Jovem cientista brasileira assistirá ao Nobel 2019 por ter criado plástico feito de maracujá

Jovem cientista brasileira assistirá ao Nobel 2019 por ter criado plástico feito de maracujá

No último ano, noticiamos sobre vários jovens cientistas brasileiros engajados em experimentos e descobertas relacionados ao tema do meio ambiente.

É o caso de Juliana Davoglio, a primeira cientista brasileira a ser selecionada para acompanhar uma cerimônia do Prêmio Nobel, na Suécia.

Juliana ganhou, em 2018, o prêmio Jovem Cientista de 2018, do CNPQ – Conselho Nacional de Desenvolvimento Científico – por causa de sua pesquisa, que criou plástico a partir da sobra do maracujá. O projeto já havia sido premiado, também, em uma competição nos Estados Unidos.

Em 2019, além de representar o Brasil no Seminário Internacional Jovem de Ciência de Estocolmo, na Suécia, ela participará da ‘Genius Olympiad’, em Nova York (EUA).

Na Suécia, Juliana visitará faculdades locais, a família real sueca, além de participar da cerimônia do prêmio científico mais importante do mundo, o Prêmio Nobel.

Impacto ambiental

O plástico chega a levar 400 anos para se decompor. A pesquisa de Juliana visou a obter um material alternativo que não cause tamanho dano ao meio ambiente.
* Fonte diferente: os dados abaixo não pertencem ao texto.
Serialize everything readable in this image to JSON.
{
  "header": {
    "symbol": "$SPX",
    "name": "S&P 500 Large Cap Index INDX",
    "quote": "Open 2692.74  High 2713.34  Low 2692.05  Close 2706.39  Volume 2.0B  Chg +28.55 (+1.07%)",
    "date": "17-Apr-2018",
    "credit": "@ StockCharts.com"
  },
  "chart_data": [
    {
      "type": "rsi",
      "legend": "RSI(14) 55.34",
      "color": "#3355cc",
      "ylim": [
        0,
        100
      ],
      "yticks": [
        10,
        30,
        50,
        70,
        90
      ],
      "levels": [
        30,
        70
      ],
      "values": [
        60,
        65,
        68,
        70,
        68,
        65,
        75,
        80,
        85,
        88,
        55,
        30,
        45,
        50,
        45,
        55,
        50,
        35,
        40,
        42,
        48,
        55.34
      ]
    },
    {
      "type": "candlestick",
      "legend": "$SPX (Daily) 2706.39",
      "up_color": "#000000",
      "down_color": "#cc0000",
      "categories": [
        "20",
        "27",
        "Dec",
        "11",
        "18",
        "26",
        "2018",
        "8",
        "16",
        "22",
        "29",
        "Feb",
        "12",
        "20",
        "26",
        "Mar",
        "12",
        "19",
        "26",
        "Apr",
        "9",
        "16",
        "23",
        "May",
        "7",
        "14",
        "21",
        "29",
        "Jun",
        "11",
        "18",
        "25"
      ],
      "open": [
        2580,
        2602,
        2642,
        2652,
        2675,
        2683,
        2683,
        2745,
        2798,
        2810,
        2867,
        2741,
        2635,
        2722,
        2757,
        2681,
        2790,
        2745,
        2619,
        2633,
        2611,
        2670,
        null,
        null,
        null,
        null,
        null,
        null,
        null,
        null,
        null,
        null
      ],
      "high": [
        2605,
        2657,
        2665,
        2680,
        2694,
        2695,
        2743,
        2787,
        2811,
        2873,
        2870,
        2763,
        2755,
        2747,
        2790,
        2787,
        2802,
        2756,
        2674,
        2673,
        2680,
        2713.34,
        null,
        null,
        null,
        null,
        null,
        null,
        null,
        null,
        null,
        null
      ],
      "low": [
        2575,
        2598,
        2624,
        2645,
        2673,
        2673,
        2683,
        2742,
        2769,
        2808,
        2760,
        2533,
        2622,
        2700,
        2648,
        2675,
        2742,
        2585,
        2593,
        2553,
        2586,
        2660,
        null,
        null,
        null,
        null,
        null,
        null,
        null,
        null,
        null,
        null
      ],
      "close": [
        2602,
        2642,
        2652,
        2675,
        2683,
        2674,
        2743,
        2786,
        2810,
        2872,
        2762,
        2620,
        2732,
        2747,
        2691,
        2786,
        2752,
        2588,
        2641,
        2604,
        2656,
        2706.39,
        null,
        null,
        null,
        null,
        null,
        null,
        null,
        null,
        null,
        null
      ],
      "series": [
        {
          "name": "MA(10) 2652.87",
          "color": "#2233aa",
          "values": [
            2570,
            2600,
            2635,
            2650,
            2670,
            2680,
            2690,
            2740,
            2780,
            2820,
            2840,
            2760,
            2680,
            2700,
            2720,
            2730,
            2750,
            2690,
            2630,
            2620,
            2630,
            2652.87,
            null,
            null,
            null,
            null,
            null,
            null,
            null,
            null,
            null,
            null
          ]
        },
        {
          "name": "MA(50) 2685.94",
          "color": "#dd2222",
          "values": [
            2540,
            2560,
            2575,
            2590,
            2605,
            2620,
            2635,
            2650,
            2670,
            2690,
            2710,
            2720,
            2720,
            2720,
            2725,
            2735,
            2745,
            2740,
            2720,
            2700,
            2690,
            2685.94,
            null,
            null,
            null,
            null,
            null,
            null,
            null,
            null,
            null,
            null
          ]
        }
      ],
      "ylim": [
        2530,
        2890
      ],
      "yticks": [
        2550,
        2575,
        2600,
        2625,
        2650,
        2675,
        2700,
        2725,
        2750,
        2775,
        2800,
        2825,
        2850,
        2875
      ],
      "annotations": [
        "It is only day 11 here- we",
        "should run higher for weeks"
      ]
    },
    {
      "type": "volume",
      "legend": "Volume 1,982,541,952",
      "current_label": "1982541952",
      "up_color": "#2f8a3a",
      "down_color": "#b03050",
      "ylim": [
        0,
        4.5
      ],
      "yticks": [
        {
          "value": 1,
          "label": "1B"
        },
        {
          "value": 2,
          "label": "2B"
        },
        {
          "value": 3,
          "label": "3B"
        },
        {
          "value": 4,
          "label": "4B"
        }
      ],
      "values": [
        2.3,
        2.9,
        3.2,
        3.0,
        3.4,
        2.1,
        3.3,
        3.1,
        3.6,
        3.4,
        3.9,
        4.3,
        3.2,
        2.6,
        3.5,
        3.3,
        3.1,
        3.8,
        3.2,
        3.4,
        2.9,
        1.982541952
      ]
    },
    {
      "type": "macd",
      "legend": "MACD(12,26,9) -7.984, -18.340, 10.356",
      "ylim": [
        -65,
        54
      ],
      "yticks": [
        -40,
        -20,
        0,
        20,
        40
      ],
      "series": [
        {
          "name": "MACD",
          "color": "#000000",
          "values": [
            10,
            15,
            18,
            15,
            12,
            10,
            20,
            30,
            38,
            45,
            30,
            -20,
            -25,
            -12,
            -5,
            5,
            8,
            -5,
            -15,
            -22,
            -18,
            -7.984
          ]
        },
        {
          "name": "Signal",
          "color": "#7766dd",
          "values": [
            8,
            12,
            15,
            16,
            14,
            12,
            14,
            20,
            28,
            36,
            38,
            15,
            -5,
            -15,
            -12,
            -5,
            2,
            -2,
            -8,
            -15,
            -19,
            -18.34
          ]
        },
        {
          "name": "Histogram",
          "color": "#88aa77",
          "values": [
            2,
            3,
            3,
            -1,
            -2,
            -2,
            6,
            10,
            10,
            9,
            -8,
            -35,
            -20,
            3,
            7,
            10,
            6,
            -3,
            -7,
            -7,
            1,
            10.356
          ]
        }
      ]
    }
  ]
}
Outro aspecto relevante da pesquisa de Juliana é o descarte dos restos do maracujá. El explicou que: “Quando se realiza a produção industrial do suco de maracujá, geleias ou a polpa da fruta, a casca acaba sendo descartada e vai direto para terrenos baldios e aterros sanitários. Se reaproveitado como suporte para plantas, material não exige “a retirada do plástico na hora da plantação, porque o material se decompõe rapidamente, cerca de 20 dias, sem prejudicar o meio ambiente”, explica a jovem cientista.

A motivação para a pesquisa nasceu de um trabalho sobre agricultura na região onde vive, que produz muito maracujá. “Nessas visitas, percebi que os resíduos gerados não tinham destinação correta”, conta. Foi a partir dessa constatação que Juliana decidiu desenvolver um projeto para mitigar o problema.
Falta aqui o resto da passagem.